John McCain's Straight-Talk Express - a not-so luxury bus - has been rattling along the highways and bi-ways of New Hampshire for five straight days from one town hall meeting to the next. And now it seems to be bearing the veteran candidate to a win among Republicans in the state's primary voting.
Eve-of-voting polls showed McCain, in spite of being written off by pundits in the summer because of a dearth of cash and lack of voter enthusiasm, replicating his success here in 2000 when he defeated George W. Bush. His main rival, the former Massachusetts Governor Mitt Romney, seemed to be slipping.
McCain, 71, has maintained a vigorous schedule of town hall appearances where he quickly opened up the floor to questions. With a willingness to engage in debate on any topic that arises, he seemed to have won the appreciation of many Republicans as well as independents.
"I was thinking about supporting Romney," Violet Despres, 77, admitted emerging from a McCain event in the picturesque town hall of Peterborough in the south of the state. "I had been worried about McCain's health, but I liked him today. And you know what? He looked plenty healthy to me."

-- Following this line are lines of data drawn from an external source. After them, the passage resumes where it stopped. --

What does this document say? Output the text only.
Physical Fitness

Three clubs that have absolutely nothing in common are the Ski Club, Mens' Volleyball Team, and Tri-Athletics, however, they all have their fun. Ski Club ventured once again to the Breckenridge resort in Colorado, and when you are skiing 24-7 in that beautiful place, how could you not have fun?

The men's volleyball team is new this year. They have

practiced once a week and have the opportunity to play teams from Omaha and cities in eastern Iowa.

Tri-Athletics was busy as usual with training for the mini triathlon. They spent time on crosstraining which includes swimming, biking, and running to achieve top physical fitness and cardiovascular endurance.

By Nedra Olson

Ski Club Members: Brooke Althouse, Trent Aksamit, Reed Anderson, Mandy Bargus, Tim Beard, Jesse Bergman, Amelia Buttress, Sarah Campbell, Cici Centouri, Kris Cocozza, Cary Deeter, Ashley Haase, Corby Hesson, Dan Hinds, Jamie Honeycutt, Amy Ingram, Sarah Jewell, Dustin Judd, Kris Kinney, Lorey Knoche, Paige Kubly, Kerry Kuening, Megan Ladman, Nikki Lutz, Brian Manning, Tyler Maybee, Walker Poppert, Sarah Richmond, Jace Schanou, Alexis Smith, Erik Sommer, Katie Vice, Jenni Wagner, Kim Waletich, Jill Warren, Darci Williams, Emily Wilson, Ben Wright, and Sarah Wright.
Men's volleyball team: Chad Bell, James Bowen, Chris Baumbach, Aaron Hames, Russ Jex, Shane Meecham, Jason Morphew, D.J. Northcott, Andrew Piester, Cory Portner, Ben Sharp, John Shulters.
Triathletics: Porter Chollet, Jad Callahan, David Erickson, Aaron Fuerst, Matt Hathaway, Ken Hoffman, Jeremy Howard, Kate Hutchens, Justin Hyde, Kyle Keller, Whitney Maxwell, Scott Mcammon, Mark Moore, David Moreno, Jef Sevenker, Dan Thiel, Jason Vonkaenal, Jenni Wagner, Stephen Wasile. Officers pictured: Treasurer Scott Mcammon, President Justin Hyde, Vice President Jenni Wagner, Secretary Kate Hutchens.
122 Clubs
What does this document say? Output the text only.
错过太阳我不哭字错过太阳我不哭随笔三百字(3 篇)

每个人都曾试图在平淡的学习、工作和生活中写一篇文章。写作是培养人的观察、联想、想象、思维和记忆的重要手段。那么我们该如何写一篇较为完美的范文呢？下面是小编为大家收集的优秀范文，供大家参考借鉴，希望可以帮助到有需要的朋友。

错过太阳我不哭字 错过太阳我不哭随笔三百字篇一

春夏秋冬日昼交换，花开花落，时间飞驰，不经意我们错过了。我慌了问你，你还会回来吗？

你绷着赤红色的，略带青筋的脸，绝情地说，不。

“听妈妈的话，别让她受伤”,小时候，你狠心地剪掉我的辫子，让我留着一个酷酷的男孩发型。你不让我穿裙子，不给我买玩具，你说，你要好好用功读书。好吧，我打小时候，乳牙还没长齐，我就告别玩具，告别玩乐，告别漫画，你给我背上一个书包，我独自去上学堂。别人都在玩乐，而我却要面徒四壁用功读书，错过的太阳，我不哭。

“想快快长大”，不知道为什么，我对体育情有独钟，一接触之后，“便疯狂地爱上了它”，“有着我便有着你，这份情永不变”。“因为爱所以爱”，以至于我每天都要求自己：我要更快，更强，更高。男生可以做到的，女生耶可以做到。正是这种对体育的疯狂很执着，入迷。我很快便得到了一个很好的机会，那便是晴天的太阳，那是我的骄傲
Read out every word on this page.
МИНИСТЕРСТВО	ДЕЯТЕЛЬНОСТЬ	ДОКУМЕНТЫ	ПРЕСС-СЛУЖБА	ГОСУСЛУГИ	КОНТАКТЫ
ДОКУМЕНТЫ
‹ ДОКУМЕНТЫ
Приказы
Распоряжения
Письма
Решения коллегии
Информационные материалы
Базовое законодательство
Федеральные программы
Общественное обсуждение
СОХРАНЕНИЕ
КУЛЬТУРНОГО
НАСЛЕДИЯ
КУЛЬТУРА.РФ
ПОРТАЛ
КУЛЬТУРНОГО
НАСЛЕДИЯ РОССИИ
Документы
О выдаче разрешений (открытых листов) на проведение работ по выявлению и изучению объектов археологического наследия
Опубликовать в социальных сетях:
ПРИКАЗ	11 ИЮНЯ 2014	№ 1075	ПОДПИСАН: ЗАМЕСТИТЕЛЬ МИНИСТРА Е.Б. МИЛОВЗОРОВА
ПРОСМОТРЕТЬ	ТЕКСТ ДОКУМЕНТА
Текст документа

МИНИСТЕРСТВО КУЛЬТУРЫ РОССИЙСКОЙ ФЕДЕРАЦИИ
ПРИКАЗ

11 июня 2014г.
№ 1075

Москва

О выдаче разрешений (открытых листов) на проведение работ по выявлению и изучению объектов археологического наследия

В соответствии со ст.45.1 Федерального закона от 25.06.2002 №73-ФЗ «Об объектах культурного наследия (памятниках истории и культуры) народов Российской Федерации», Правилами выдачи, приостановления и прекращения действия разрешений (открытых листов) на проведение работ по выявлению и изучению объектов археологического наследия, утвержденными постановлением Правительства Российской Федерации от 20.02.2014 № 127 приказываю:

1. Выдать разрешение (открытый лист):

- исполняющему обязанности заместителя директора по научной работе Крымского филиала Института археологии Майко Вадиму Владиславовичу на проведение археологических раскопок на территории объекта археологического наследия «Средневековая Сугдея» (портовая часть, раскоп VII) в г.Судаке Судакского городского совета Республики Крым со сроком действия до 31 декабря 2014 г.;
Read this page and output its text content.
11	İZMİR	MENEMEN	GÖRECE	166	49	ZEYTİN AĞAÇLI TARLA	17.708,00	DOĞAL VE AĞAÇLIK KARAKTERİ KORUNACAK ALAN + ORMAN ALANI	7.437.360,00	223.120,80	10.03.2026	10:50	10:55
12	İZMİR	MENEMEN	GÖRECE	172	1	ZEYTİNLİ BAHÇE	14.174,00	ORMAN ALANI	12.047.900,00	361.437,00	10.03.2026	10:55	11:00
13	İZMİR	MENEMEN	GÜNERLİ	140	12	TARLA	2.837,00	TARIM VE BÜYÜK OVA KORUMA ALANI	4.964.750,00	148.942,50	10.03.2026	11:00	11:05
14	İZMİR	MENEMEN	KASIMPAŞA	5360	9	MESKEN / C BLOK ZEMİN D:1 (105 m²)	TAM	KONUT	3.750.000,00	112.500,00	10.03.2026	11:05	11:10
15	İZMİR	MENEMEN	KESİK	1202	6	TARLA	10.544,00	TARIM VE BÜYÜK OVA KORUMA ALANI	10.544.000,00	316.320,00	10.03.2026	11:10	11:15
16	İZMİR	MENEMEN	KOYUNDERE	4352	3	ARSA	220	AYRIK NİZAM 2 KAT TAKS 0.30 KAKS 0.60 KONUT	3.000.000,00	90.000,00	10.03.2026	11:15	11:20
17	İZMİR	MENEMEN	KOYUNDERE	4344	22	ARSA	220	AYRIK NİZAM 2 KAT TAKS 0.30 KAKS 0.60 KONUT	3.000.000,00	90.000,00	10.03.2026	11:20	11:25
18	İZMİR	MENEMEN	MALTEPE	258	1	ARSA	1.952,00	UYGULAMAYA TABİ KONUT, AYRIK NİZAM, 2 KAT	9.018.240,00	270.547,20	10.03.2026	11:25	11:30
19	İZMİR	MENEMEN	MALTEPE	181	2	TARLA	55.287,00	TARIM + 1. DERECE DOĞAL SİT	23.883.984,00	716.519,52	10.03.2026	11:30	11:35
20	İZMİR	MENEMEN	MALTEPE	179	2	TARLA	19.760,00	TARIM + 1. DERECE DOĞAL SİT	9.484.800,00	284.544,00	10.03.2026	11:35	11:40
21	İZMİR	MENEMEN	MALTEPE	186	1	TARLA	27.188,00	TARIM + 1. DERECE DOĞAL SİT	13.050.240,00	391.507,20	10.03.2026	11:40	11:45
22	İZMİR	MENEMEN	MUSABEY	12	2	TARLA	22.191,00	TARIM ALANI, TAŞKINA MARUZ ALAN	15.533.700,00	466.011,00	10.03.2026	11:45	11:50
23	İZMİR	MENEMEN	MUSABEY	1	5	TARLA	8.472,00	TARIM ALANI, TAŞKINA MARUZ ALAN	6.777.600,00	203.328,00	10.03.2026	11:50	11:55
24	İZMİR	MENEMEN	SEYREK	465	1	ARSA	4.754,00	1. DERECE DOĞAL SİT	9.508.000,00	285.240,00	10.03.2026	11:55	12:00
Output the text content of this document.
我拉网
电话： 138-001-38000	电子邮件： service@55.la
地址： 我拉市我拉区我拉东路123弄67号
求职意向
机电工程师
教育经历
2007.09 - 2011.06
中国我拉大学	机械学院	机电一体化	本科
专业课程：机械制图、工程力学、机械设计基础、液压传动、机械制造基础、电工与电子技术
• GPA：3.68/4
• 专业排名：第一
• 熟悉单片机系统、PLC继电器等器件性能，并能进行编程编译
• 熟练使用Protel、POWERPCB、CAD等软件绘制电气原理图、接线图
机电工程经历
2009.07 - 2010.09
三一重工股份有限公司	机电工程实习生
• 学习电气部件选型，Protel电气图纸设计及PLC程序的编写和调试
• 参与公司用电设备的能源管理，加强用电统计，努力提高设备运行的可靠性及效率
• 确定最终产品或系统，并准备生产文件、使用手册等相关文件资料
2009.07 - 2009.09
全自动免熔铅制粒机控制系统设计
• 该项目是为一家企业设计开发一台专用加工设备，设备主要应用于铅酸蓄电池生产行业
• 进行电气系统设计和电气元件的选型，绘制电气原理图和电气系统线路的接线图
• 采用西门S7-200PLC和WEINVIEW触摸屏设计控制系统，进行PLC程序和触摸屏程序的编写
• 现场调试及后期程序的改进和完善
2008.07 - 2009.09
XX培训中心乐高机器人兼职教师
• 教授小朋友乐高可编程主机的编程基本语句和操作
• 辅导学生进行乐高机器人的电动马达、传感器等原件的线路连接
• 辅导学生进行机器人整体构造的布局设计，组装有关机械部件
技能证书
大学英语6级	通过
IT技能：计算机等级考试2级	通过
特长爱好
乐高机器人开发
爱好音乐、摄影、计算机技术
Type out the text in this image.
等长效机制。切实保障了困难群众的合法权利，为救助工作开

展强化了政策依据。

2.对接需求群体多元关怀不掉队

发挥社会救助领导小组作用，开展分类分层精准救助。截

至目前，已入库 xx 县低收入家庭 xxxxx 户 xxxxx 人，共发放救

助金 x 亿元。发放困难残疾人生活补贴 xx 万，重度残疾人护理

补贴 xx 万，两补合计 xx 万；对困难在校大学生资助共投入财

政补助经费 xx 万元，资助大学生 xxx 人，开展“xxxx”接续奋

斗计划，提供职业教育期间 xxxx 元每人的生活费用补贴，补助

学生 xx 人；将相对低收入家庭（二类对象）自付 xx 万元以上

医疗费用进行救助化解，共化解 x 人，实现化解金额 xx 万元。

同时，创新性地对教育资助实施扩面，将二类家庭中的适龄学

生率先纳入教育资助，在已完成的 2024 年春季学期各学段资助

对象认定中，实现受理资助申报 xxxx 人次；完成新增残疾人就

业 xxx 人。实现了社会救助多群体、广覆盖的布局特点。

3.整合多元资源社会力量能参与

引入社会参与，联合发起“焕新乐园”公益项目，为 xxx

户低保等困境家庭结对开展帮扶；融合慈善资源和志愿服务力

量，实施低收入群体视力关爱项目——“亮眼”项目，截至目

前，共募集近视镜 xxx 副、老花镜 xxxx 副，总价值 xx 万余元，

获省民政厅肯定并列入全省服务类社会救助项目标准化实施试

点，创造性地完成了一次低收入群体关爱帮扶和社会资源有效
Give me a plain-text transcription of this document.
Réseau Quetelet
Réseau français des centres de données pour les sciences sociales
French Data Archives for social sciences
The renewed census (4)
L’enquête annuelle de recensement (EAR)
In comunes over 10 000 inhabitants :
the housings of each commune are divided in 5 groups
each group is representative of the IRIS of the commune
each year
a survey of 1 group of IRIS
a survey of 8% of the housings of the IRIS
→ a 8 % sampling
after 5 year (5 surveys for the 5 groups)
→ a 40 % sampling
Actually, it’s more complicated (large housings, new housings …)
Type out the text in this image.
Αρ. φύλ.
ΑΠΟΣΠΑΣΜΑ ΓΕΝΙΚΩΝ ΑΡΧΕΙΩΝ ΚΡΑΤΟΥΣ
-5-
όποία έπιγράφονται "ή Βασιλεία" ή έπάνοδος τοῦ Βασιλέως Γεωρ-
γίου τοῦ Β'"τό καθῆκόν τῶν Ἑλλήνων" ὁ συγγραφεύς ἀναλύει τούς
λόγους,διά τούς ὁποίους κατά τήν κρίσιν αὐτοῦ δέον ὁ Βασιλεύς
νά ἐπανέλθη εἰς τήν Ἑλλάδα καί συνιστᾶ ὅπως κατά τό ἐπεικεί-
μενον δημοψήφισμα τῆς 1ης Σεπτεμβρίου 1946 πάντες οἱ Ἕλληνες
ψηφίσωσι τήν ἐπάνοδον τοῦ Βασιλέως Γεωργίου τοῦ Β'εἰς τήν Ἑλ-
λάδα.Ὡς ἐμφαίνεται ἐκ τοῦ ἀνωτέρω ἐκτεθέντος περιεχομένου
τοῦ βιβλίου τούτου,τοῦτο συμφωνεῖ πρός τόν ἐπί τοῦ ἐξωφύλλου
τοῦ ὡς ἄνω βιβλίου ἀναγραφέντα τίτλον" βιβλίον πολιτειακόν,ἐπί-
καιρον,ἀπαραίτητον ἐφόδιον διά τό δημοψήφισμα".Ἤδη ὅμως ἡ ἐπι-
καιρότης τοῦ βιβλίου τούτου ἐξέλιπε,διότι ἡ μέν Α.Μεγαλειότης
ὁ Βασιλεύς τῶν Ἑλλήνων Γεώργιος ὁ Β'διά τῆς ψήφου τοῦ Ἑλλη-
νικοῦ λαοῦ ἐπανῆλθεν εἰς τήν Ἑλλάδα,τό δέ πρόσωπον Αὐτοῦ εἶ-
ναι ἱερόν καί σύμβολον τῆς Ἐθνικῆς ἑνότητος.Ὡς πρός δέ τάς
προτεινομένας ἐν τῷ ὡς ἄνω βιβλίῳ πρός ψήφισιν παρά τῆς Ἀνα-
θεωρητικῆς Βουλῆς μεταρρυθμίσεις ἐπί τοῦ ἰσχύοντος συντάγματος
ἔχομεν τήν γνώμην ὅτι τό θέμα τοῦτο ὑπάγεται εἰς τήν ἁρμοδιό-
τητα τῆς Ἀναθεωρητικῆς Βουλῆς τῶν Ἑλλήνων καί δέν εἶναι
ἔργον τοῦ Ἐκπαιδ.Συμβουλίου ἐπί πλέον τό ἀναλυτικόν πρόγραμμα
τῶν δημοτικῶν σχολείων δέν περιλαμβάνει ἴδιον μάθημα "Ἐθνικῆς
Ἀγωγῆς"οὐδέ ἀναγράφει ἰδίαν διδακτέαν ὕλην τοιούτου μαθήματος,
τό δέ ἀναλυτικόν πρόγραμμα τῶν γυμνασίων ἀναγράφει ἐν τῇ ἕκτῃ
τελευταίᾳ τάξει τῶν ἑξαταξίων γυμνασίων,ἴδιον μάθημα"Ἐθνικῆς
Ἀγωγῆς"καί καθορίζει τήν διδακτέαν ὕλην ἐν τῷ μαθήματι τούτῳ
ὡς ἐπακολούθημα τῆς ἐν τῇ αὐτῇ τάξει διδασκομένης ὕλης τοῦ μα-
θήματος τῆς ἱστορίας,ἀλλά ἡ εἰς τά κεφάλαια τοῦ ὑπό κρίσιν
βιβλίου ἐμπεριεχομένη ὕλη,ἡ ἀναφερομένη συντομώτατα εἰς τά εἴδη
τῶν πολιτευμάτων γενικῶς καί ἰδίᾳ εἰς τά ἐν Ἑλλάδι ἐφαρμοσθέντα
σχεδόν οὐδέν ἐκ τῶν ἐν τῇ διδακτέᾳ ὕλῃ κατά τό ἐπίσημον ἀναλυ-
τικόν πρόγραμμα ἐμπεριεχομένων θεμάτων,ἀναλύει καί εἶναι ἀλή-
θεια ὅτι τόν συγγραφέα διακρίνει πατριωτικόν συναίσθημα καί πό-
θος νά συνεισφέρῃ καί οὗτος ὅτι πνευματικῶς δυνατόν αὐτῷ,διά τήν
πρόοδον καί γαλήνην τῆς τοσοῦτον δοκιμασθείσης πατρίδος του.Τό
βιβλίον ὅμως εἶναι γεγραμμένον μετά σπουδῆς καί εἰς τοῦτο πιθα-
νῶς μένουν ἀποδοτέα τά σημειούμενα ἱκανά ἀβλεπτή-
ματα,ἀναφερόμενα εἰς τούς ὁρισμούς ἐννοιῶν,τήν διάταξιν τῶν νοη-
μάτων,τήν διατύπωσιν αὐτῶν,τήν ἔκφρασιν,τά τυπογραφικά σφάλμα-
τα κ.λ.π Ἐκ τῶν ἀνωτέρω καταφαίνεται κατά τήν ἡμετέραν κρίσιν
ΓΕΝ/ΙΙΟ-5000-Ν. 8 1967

A win by McCain and also, as the polls suggested, by the Democrat Barack Obama, would set up the possibility of an intriguing generational clash. While the former is veteran of the Vietnam War, Obama, at 46, represents the succeeding generation.
A Fox News poll yesterday showed McCain opening a seven-point lead over Romney, picking up 14 points since the last Fox poll in New Hampshire in December.
"I don't think I've ever had a town hall meeting where I didn't try to listen to everybody," McCain told a standing-room-only crowd in Salem. "And that's why, frankly, my friends, that's why we're winning this campaign. This is what democracy is all about."